Ueber die Verbrecherkolonien der Engländer in Australien, und über die Errichtung französischer Verbrecherkolonien.


(Fortsetzung.)

Ein Umstand, welcher die rasche Zunahme der Bevölkerung hinderte, war das Mißverhältniß der weiblichen zur männlichen Bevölkerung, weil die Regierung nicht gerne weibliche Verbrecher mit bedeutenden Unkosten nach einer so entfernten Kolonie schickte. Unter 17000 während der Jahre 1788–1815 Deportirten, waren blos 3500 Weiber, und während auf Neusüdwallis 1810–1821 die männlichen Verbrecher in eilf Jahren von 2734 auf 12,608 anwuchsen, verminderte sich die Zahl der weiblichen von 1266 auf 1206. Bei der freien Bevölkerung ist jedoch das Verhältniß weniger ungleich: 1821 kamen auf 5323 Männer 3422 Weiber, während 1810 das Verhältniß 1255 zu 734 war. von den oben angeführten 17000 Deportirten starben in jenem Zeitraum von 27 Jahren 5500; dieser Verlust wurde aber durch 9000 Kinder die sie erzeugten, reichlich ersetzt. Gegenwärtig beläuft sich die gesammte Bevölkerung in Neusüdwallis mit Einschluß von Vandiemensland auf 60,000 Seelen; in Neusüdwallis allein wohnten im Jahr 1801 8,293, im Jahr 1821 29,783, und jetzt 40,000 Menschen, worunter die freiwilligen Einwanderer mitbegriffen sind.
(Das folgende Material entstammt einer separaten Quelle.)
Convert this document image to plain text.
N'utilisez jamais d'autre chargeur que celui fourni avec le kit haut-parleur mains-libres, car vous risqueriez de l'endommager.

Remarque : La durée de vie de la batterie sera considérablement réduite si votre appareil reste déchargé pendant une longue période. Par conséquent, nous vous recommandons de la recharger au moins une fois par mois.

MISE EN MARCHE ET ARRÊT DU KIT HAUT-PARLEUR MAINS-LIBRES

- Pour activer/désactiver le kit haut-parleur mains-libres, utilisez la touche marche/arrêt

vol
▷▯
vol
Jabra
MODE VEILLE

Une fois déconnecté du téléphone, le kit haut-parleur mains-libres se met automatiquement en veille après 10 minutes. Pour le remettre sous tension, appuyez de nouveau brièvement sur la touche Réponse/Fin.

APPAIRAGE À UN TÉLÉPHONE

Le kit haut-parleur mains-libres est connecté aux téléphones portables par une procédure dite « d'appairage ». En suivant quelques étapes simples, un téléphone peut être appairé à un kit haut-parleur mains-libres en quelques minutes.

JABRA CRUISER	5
Sechs Ortschaften auf Neusüdwallis führen den Namen Städte, vier auf Vandiemensland, welches seit 1803 colonisirt ist, und unter einem eigenen Gouverneur steht[1] Sydney kann man eine ziemlich regelmäßige Stadt heißen; sie hat 1100 Häuser, und in Zukunft darf nur unter Aufsicht, und nach dem Plan eines öffentlichen Baumeisters gebaut werden. Seit 1817 ist hier eine öffentliche Bank. Die vornehmsten Einwohner der Kolonie vereinigten sich in eine Aktiengesellschaft, und erhielten das Patent auf sieben Jahre; 12,600 Pf. war das Kapital; Banknoten wurden ausgegeben zu 2½ Schilling, 5 Schill., 10 Schill., 1 Pfd. und 5 Pfd. Am letzten Januar 1821 waren 5902 Pfd. im Umlauf, die Dividenden der Gesellschaft betrugen vom 1sten April 1817 bis Dec. 1818, auf das Jahr berechnet, 12 pCt.; 1819 21 pCt.; 1821 12 pCt. Diese Banknoten und spanische Piaster sind die Mittel des Verkehrs auf Neusüdwallis. Auch Vandiemensland erhielt 1823 eine Bank.[2]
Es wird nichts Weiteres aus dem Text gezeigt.